After Tuesday's underwater footage, yesterday we got to enjoy Ambrogio's smile as he passed the Faroe Islands: "I'm about to cry, it's so beautiful!" Clear skies, 10 knots of breeze, flat sea, a vivid green island in the background, and a sun that barely sets anymore.
The Faroe Islands seen from "Allagrande Mapei"
The race towards the Arctic Circle gave the fleet a brief respite — a precious window that Ambrogio used to rest and take care of some work on board.
"These last 12 hours have been really very good for resting — I made the most of it, tried to sleep a lot and eat, checked the boat thoroughly, moved the autopilot antennas which weren't working properly. I'd had autopilot issues since the start of the race; we'll have to see when there's a lot of water coming over the deck whether it works better than before, but the job is done and that's an important thing. It's never easy to work on board an IMOCA, of course!"

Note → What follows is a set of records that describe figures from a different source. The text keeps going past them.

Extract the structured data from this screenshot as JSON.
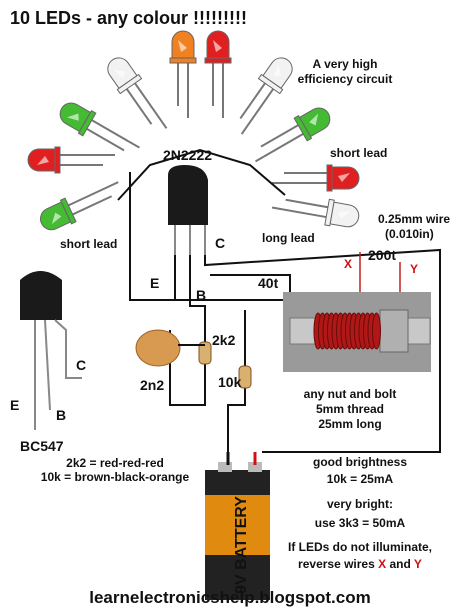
{
  "title": "10 LEDs - any colour !!!!!!!!!",
  "subtitle": [
    "A very high",
    "efficiency circuit"
  ],
  "transistor_main": {
    "label": "2N2222",
    "c": "C",
    "e": "E",
    "b": "B"
  },
  "lead_labels": {
    "short_right": "short lead",
    "short_left": "short lead",
    "long": "long lead"
  },
  "wire": {
    "spec": [
      "0.25mm wire",
      "(0.010in)"
    ],
    "turns_primary": "200t",
    "turns_secondary": "40t",
    "x": "X",
    "y": "Y"
  },
  "components": {
    "r1": "2k2",
    "c1": "2n2",
    "r2": "10k"
  },
  "bolt": [
    "any nut and bolt",
    "5mm thread",
    "25mm long"
  ],
  "transistor_alt": {
    "label": "BC547",
    "c": "C",
    "e": "E",
    "b": "B"
  },
  "color_codes": [
    "2k2 = red-red-red",
    "10k = brown-black-orange"
  ],
  "notes": [
    "good brightness",
    "10k = 25mA",
    "very bright:",
    "use 3k3 = 50mA",
    "If LEDs do not illuminate,"
  ],
  "reverse": {
    "text": "reverse wires ",
    "x": "X",
    "and": " and ",
    "y": "Y"
  },
  "battery": "9V BATTERY",
  "footer": "learnelectronicshelp.blogspot.com"
}
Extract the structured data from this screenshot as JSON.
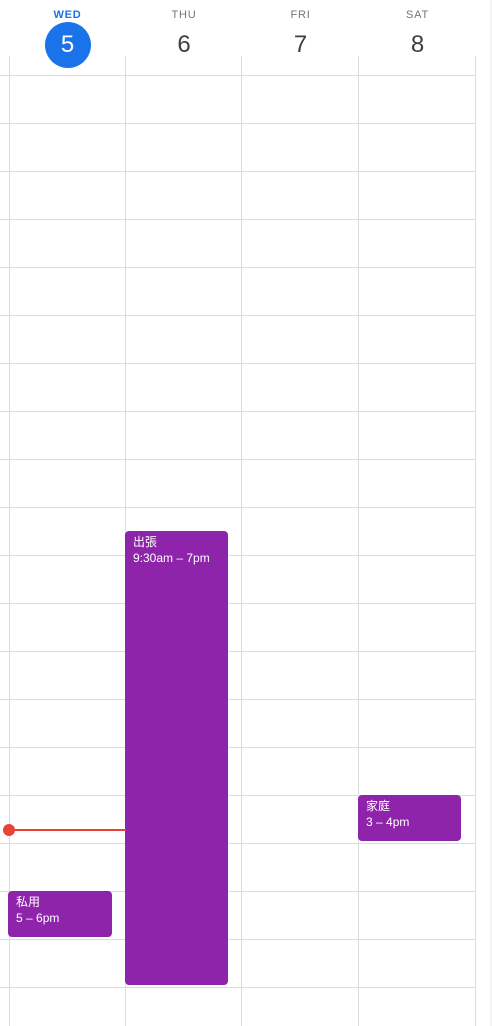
{
  "days": [
    {
      "dow": "WED",
      "num": "5",
      "today": true
    },
    {
      "dow": "THU",
      "num": "6",
      "today": false
    },
    {
      "dow": "FRI",
      "num": "7",
      "today": false
    },
    {
      "dow": "SAT",
      "num": "8",
      "today": false
    }
  ],
  "events": [
    {
      "title": "出張",
      "time": "9:30am – 7pm",
      "color": "#8e24aa"
    },
    {
      "title": "家庭",
      "time": "3 – 4pm",
      "color": "#8e24aa"
    },
    {
      "title": "私用",
      "time": "5 – 6pm",
      "color": "#8e24aa"
    }
  ],
  "colors": {
    "today_accent": "#1a73e8",
    "event": "#8e24aa",
    "current_time": "#ea4335",
    "grid": "#dadce0"
  }
}
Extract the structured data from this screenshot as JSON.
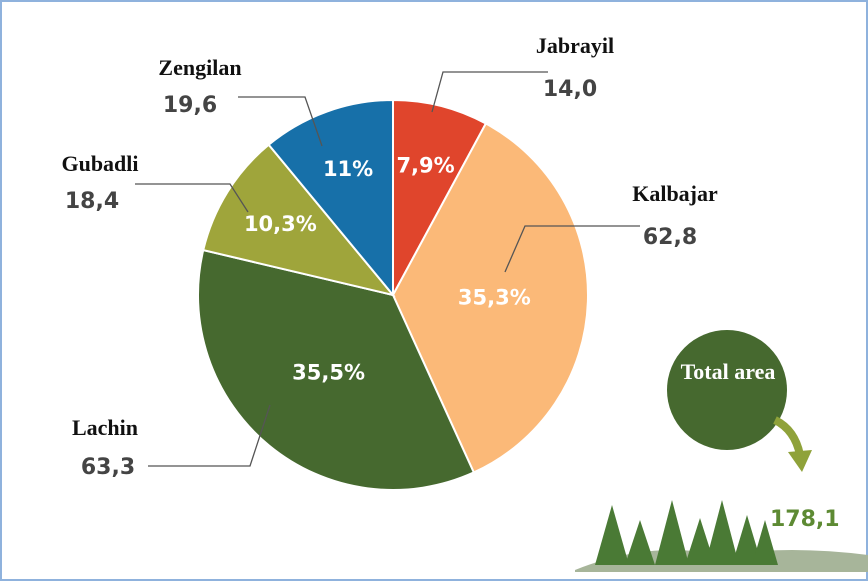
{
  "chart_data": {
    "type": "pie",
    "categories": [
      "Jabrayil",
      "Kalbajar",
      "Lachin",
      "Gubadli",
      "Zengilan"
    ],
    "values": [
      7.9,
      35.3,
      35.5,
      10.3,
      11
    ],
    "value_labels": [
      "7,9%",
      "35,3%",
      "35,5%",
      "10,3%",
      "11%"
    ],
    "colors": [
      "#e0452c",
      "#fbb978",
      "#46692f",
      "#9fa53b",
      "#1770a9"
    ],
    "areas": [
      {
        "value": 14.0,
        "label": "14,0"
      },
      {
        "value": 62.8,
        "label": "62,8"
      },
      {
        "value": 63.3,
        "label": "63,3"
      },
      {
        "value": 18.4,
        "label": "18,4"
      },
      {
        "value": 19.6,
        "label": "19,6"
      }
    ],
    "total": {
      "title": "Total area",
      "value": 178.1,
      "label": "178,1"
    }
  }
}
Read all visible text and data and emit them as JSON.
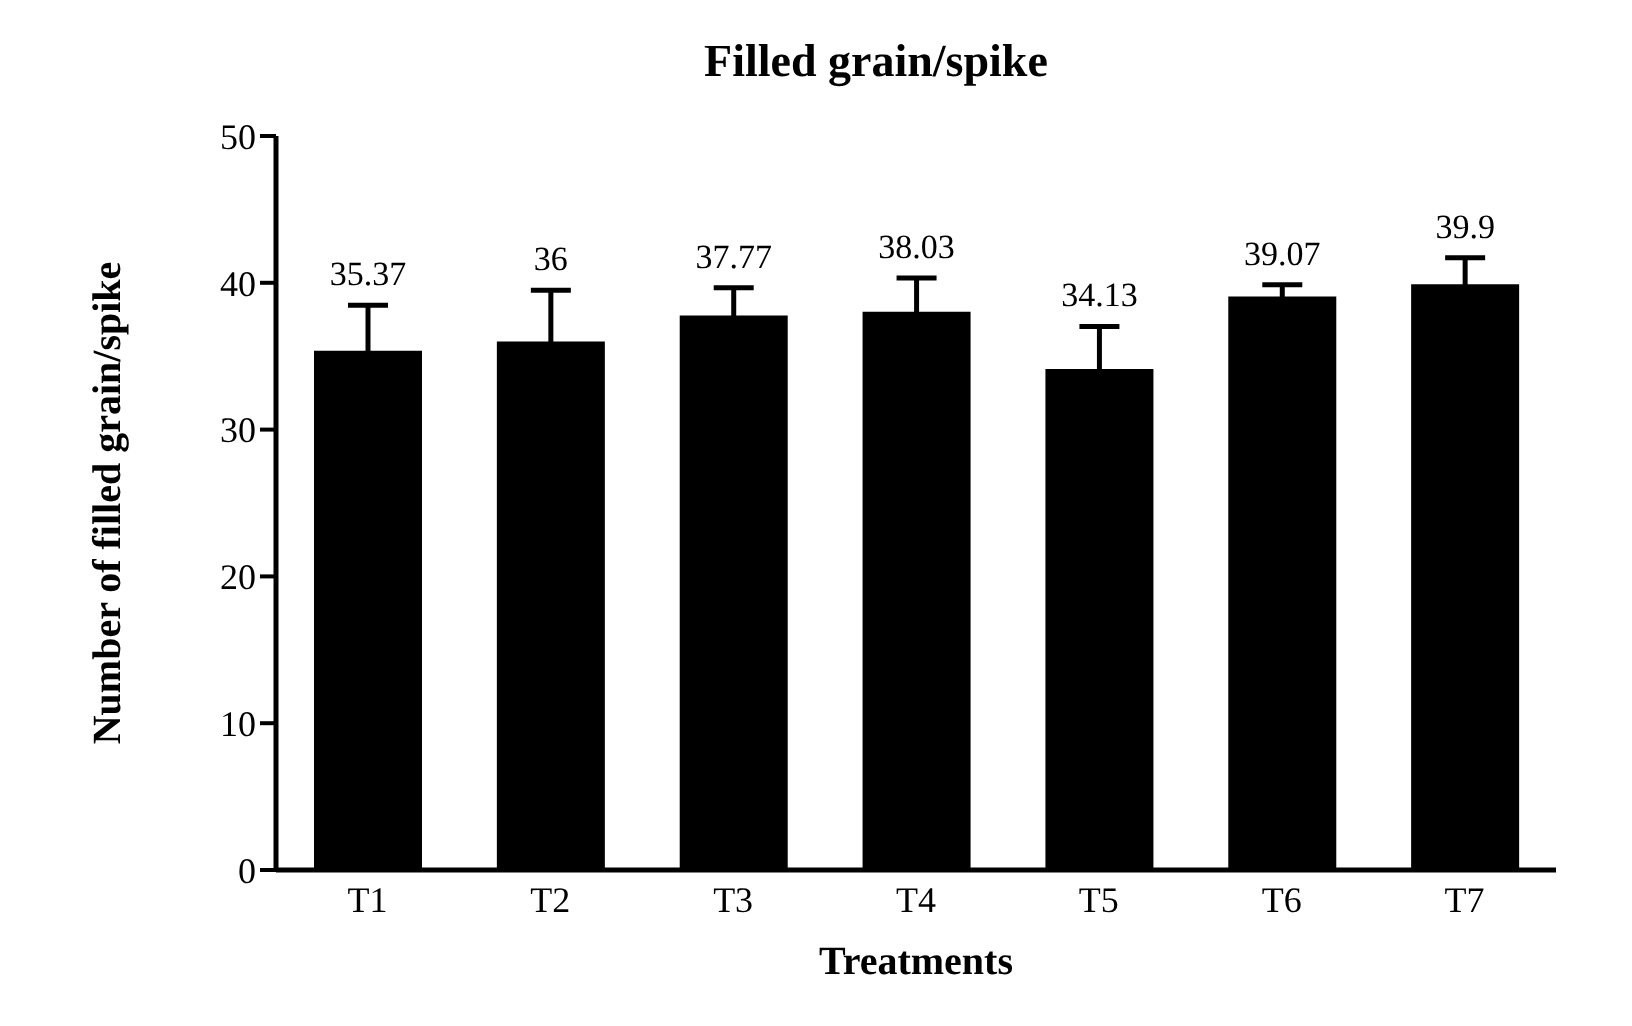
{
  "chart_data": {
    "type": "bar",
    "title": "Filled grain/spike",
    "xlabel": "Treatments",
    "ylabel": "Number of filled grain/spike",
    "categories": [
      "T1",
      "T2",
      "T3",
      "T4",
      "T5",
      "T6",
      "T7"
    ],
    "values": [
      35.37,
      36,
      37.77,
      38.03,
      34.13,
      39.07,
      39.9
    ],
    "errors": [
      3.1,
      3.5,
      1.9,
      2.3,
      2.9,
      0.8,
      1.8
    ],
    "color": "#000000",
    "ylim": [
      0,
      50
    ],
    "yticks": [
      0,
      10,
      20,
      30,
      40,
      50
    ],
    "grid": false,
    "legend": false,
    "data_labels": true
  }
}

The low pressure system between Norway and Iceland, the main weather feature of these past days, stayed too far east for the fleet to use it to push north towards the Circle. The leaders, Sam Goodchild and Élodie Bonafous, are now sailing in the lighter wind zone west of the system, while Ambrogio, Violette and Francesca chose a more westerly route, passing west of the Faroes and benefiting from a more favourable angle that is allowing them to claw back time on the leaders. We are watching a gradual compression of the fleet, which is already positioning itself ahead of the coming southward descent, as the low continues its slow westward drift.
The particularity of this race — the absence of a mandatory waypoint for crossing the Arctic Circle — generates a near-infinite number of possible routes. A freedom which, paradoxically, risks turning into a kind of anxiety. As good old Kierkegaard would have said: every choice implies a renunciation.
"This endless search to figure out where to cross the Arctic Circle almost risks taking away some of our freedom… in the end, with all this freedom, I spend so much time at the computer trying to understand every possible scenario that I feel like a slave. I tried every model available, and at the end of it, with my head even more confused than before, I went back to what I know how to do: choosing the shortest route and making the boat go fast."
"Allagrande Mapei" is now 100 miles from the Arctic Circle, which she should cross today before beginning the long descent back towards Les Sables-d'Olonne.